Whether Indhu and Pattas unite and whether Kasi takes revenge on Veeraiyan is revealed later in the film.

== Production ==
The film marked Prabhu Deva's debut as an actor in the leading role, after he appeared as a dancer in several earlier films.

== Soundtrack ==
The soundtrack was composed by Deva. The lyrics were written by Vaali. The song Aeye Gnanam was inspired by R. D. Burman's Hindi song Jaana O Meri Jaana, sung by Kishore Kumar from the 1982 film Sanam Teri Kasam. For the dubbed Telugu version, all lyrics were written by Rajasri.

Tamil
| No. | Title | Singer(s) | Length |
|---|---|---|---|
| 1. | "Aeye Gnanam" | S. P. Balasubrahmanyam | 3:33 |
| 2. | "Aeye Kuttii Munnal" | S. Janaki, S. P. Balasubrahmanyam | 3:26 |
| 3. | "Eppadi Eppadi" | S. Janaki, S. P. Balasubrahmanyam | 4:29 |
| 4. | "Kothamalli Vasam" | Mano, Minmini | 4:13 |
| 5. | "Metro Channel" | S. P. Balasubrahmanyam, Malgudi Subha | 5:06 |
| 6. | "Utta Lakkadi Sevatha Tholuthan" | Mano | 4:46 |
| 7. | "Nagumo" | M. Balamuralikrishna | 8:28 |
| Total length: |  |  | 34:01 |

Telugu
| No. | Title | Singer(s) | Length |
|---|---|---|---|
| 1. | "Metro Channel" | S. P. Balasubrahmanyam, Malgudi Subha | 5:07 |
| 2. | "Daabakka Doobakka" | S. P. Balasubrahmanyam, K. S. Chithra | 4:28 |
| 3. | "Jaaji Malle Andam" | S. P. Balasubrahmanyam, K. S. Chithra | 4:20 |
| 4. | "Eah Sathyam Oreah Sathyam" | S. P. Balasubrahmanyam, K. S. Chithra | 3:30 |
| 5. | "Cheppavaa Cheppavaa" | S. P. Balasubrahmanyam, K. S. Chithra | 4:35 |
| 6. | "Gunthalakidi" | S. P. Balasubrahmanyam, K. S. Chithra | 4:49 |
| Total length: |  |  | 26:49 |

== Release and reception ==
Indhu was released on 14 April 1994. The Indian Express wrote that, given Prabhu Deva's reputation as a dancer, the director "has been careful enough not to attempt any drastic change in the image of Deva.

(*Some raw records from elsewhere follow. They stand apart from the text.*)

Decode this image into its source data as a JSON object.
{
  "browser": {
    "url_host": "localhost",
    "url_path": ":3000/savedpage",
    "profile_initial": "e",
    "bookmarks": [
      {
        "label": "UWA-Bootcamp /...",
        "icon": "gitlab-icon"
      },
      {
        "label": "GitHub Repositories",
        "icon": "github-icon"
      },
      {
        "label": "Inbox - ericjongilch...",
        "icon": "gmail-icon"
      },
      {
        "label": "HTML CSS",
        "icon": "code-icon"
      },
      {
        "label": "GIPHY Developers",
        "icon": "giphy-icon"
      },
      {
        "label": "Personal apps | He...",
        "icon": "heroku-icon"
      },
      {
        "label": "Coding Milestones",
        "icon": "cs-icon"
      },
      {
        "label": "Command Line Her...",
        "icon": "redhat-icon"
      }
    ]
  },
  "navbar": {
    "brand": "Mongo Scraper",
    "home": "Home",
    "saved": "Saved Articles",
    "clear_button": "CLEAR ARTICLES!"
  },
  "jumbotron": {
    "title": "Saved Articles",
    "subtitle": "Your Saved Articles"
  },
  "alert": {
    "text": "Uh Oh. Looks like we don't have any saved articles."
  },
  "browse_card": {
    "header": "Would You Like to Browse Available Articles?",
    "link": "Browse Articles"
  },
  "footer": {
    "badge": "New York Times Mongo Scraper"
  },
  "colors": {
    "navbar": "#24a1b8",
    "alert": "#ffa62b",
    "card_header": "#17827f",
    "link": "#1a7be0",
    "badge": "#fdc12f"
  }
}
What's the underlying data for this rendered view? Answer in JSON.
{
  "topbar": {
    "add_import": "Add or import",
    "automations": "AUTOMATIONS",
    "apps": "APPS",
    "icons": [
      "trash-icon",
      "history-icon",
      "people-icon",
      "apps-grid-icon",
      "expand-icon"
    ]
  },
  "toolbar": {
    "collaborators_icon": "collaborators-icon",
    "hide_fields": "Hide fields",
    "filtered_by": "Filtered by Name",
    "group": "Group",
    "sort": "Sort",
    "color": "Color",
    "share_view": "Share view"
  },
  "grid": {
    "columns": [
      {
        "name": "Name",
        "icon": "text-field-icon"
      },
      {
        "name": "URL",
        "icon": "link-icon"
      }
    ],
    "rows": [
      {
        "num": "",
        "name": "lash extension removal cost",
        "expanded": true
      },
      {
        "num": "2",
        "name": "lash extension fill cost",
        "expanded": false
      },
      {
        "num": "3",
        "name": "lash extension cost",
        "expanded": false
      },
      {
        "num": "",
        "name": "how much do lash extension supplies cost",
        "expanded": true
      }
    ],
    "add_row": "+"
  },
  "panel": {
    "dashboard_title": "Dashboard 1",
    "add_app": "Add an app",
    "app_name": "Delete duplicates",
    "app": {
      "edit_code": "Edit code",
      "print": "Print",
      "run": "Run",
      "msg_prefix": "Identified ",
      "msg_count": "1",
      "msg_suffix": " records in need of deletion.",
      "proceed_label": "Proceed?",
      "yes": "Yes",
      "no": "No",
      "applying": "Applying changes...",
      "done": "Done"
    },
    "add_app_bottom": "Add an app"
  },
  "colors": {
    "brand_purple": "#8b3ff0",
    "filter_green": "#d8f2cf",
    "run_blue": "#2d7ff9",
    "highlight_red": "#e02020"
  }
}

The film is hence dance-oriented with the storyline given a go by". R. P. R. of Kalki praised Prabhu Deva's dance and Sarathkumar's acting but panned Ashok Kumar's cinematography as out of focus and also panned the vulgar dialogues and lyrics. The film's release in Malaysia was marred by heavy censorship, with several fight scenes omitted.

== Dropped spin-off ==
It was reported that Pavithran was considering making a film titled Mookkuthi Kaasi featuring Sarathkumar's character from Indhu, and the project started in 1996. However Sarathkumar was ousted from the project soon after and replaced by Bhaskar Raj, who had appeared in Nethaji. The film, which would have also featured Khushbu and Roja, was later shelved.